Strict Low-Step Filtering: To ensure high difficulty, a filter is applied to the raw dataset D_raw:
$D_{v2} = \{(q, τ) ∈ D_{raw} | T(τ) ≥ T_{min}\}.$
Here, T(τ) is the number of tool-call steps in trajectory τ, and T_min is a predefined minimum threshold. This discards simple queries solvable by direct lookup.

The final model is trained with a standard SFT objective on the filtered dataset D_v2. The base model is Qwen3-30B-A3B-Thinking-2507 (30B total parameters, 3B activated for inference).

Empirical Validation / Results

OpenSeeker-v2 is evaluated on four challenging benchmarks for deep research tasks: BrowseComp, BrowseComp-ZH, Humanity’s Last Exam (HLE), and xbench-DeepSearch.

Table 1: Performance comparison of OpenSeeker-v2 against other search agents (ReAct-based, ~30B scale).

Model Name	# Samples	Training	Academic	BrowseComp	BC-ZH	HLE	xbench
OpenSeeker-v2-30B-SFT	10.6 k	SFT	✓	46.0	58.1	34.6	78.0
Tongyi DeepResearch	?	CPT + SFT + RL	×	43.4	46.7	32.9	75.0
RedSearcher-30B	?	CPT + SFT + RL	×	42.1	49.8	34.3	-
OpenSeeker-v1-30B-SFT	11.7 k	SFT	✓	29.5	48.4	-	74.0
WebSailor-V2-30B-RL	?	SFT + RL	×	35.3	44.1	30.6	73.7

Key Findings:

Surpassing Heavier Pipelines: OpenSeeker-v2, using only SFT, outperforms strong industrial models (Tongyi DeepResearch, RedSearcher) that employ full CPT+SFT+RL pipelines across all four benchmarks.
Substantial Improvement over v1: Compared to its predecessor (OpenSeeker-v1) under the same SFT-only setup, OpenSeeker-v2 shows large gains (e.g., +16.5% on BrowseComp, +9.7% on BrowseComp-ZH), demonstrating the scaling potential via improved data quality.
Higher Data Difficulty: Analysis of the training data shows that OpenSeeker-v2 trajectories are significantly longer and more complex. The average tool-call steps per trajectory are 64.67 for OpenSeeker-v2, compared to 46.97 for OpenSeeker-v1 and 36.01 for RedSearcher (see Figure 2 in paper). This confirms the success of the low-step filtering and graph scaling strategies in creating high-difficulty training data.

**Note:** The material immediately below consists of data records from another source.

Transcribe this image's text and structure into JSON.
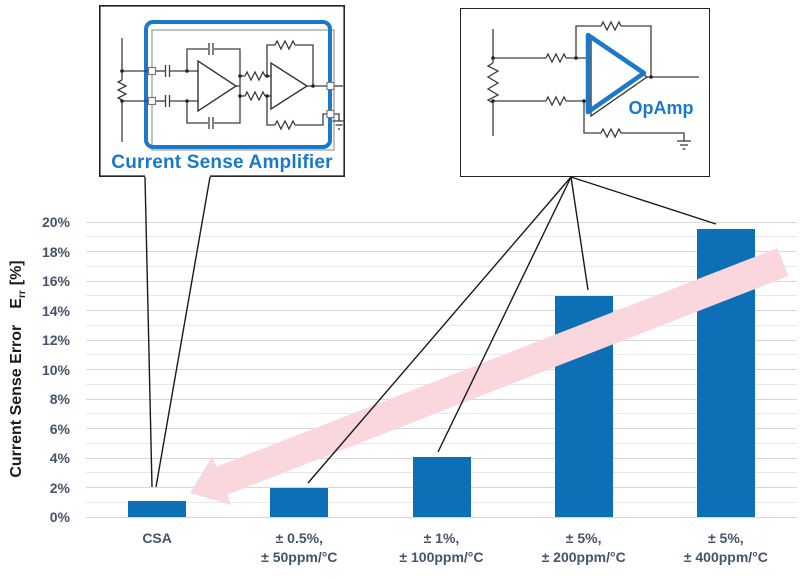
{
  "callouts": {
    "csa_label": "Current Sense Amplifier",
    "opamp_label": "OpAmp"
  },
  "chart_data": {
    "type": "bar",
    "title": "",
    "ylabel_text": "Current Sense Error",
    "ylabel_symbol": "E",
    "ylabel_subscript": "rr",
    "ylabel_unit": "[%]",
    "categories": [
      [
        "CSA"
      ],
      [
        "± 0.5%,",
        "± 50ppm/°C"
      ],
      [
        "± 1%,",
        "± 100ppm/°C"
      ],
      [
        "± 5%,",
        "± 200ppm/°C"
      ],
      [
        "± 5%,",
        "± 400ppm/°C"
      ]
    ],
    "values": [
      1.1,
      2.0,
      4.1,
      15.0,
      19.5
    ],
    "value_unit": "%",
    "ylim": [
      0,
      20
    ],
    "ytick_labels": [
      "0%",
      "2%",
      "4%",
      "6%",
      "8%",
      "10%",
      "12%",
      "14%",
      "16%",
      "18%",
      "20%"
    ],
    "grid": "horizontal, minor line every 1%, label every 2%",
    "legend": "none",
    "bar_color": "#0D70B7",
    "accent_blue": "#1A79C8",
    "annotations": [
      {
        "type": "block-arrow",
        "points_toward": "CSA bar (lower error)",
        "pink_color": "#FAD6DD"
      },
      {
        "type": "callout-lines",
        "from": "Current Sense Amplifier box",
        "to": "CSA bar"
      },
      {
        "type": "callout-lines",
        "from": "OpAmp box",
        "to": "all four OpAmp bars"
      }
    ]
  }
}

Theoretical and Practical Implications

Data Quality over Pipeline Complexity: The results strongly suggest that for training long-horizon search agents, investing in high-quality, high-difficulty synthetic data can be more effective than deploying increasingly complex and expensive multi-stage training pipelines.
Democratization of Agent Research: By proving that SOTA performance is achievable with a simple SFT approach and a relatively small (10.6k), carefully curated dataset, the work lowers the barrier to entry. The full open-sourcing of model weights provides a reproducible baseline for the academic community.
Scalable Pathway for Advancement: The consistent gains from OpenSeeker-v1 to v2 indicate that the approach of scaling data quality (richness, difficulty, diversity) is not saturated and represents a promising and scalable direction for future improvements in agent capabilities.

Conclusion

OpenSeeker-v2 demonstrates that a search agent trained with simple SFT on a small but high-quality dataset can rival and surpass agents trained with extensive, resource-heavy industrial pipelines. The core innovation lies in three straightforward data synthesis modifications—scaling graph size, expanding the tool set, and applying strict low-step filtering—which collectively produce informative and high-difficulty training trajectories.

The work underscores the critical role of data quality in unlocking agent performance. The authors plan to continue pushing the limits of search agents by further scaling up the quantity, quality, and diversity of synthesized data, following this promising path.